Das Bundesverwaltungsgericht sah in der Verweigerung der Auskunft über die Höhe der Coronahilfen einen Gesetzesverstoß und ordnete die Herausgabe an. Insgesamt wurden 9,8 Milliarden Euro von der Regierung für die Kurzarbeit aufgewandt. An der Spitze der Liste der Einzelempfänger, die vom Österreichischen Rundfunk veröffentlicht wurde, findet sich Austrian Airlines. Zusätzlich zur Kurzarbeit hat dieses Unternehmen einen „nicht-rückzahlbaren Zuschuss“ in der Höhe von 150 Millionen Euro bekommen. Weiters wurde ein staatlich garantierter Kredit, der zwischenzeitlich getilgt wurde, gewährt.
Im Jahr 2020 war Austrian Airlines das erste Großunternehmen, das Kurzarbeit angemeldet hat. Die Beschäftigten befanden sich über einen vergleichsweise sehr langen Zeitraum in dieser Maßnahme, die zum Erhalt der Arbeitsplätze dienen soll. Allerdings gab es für betroffene auch finanzielle Einbußen, denn das AMS übernimmt nicht die kompletten Lohnkosten. Besonders im Bereich der Flugbegleiter hat sich dies aufgrund des Umstands, dass die österreichische Bundesregierung Einreise- und Quarantänebestimmungen oft auch nur als populistische Maßnahme verhängt hat und noch dazu im europäischen Vergleich besonders viele Lockdowns angeordnet wurden, sehr nachteilig ausgewirkt. Grund dafür: Bei der Bemessung des Kurzarbeitergeldes berücksichtigt das Arbeitsmarktservice lediglich die fixen Bestandteile des Gehalts, nicht jedoch Zulagen und/oder variable Vergütungen. Gerade junge Flugbegleiter kamen somit finanziell ordentlich unter Druck.
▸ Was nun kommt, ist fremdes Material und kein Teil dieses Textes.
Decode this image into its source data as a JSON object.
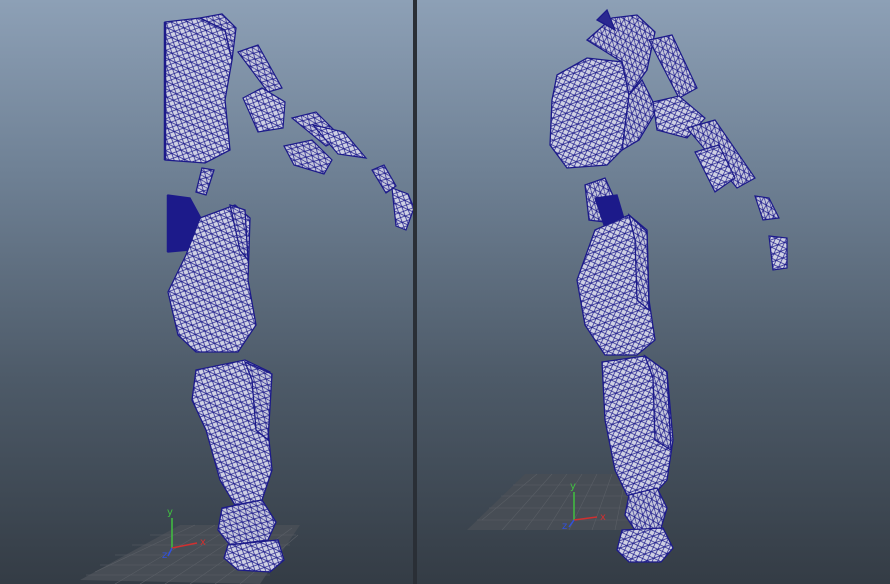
{
  "viewports": {
    "left": {
      "name": "",
      "axis": {
        "x": "x",
        "y": "y",
        "z": "z"
      }
    },
    "right": {
      "name": "",
      "axis": {
        "x": "x",
        "y": "y",
        "z": "z"
      }
    }
  },
  "colors": {
    "wireframe": "#1c1a8a",
    "mesh_fill": "#c9cbe0",
    "axis_x": "#d03030",
    "axis_y": "#40c040",
    "axis_z": "#3050e0",
    "grid": "#5a5f66"
  }
}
Trotz des Umstands, dass Austrian Airlines vom österreichischen Staat üppig mit Finanzmitteln versorgt wurde, was auch einschließt, dass Lohnkosten in der Höhe von 261 Millionen Euro im Rahmen der Kurzarbeit übernommen wurden, sind die Ticketpreise nach der Corona-Pandemie schrittweise enorm angehoben worden. Gleichzeitig wurden vormals inkludierte Services kostenpflichtig gemacht. Abgesehen von einer Werbeaktion, mit der sich die AUA mit einem einmaligen Rabatt für die Hilfe der Steuerzahler bedanken wollte, hatten eben die Steuerzahler nicht sonderlich viel von der „Rettung der AUA“. Betrachtet man die Firmengeschichte weiter: Verschiedene Bundesregierungen haben schon viel Steuergeld in Austrian Airlines – unter staatlich eingesetzten Managern – regelrecht versenkt. Lufthansa bekam gar eine Mitgift von 500 Millionen Euro damit Austrian Airlines übernommen wird.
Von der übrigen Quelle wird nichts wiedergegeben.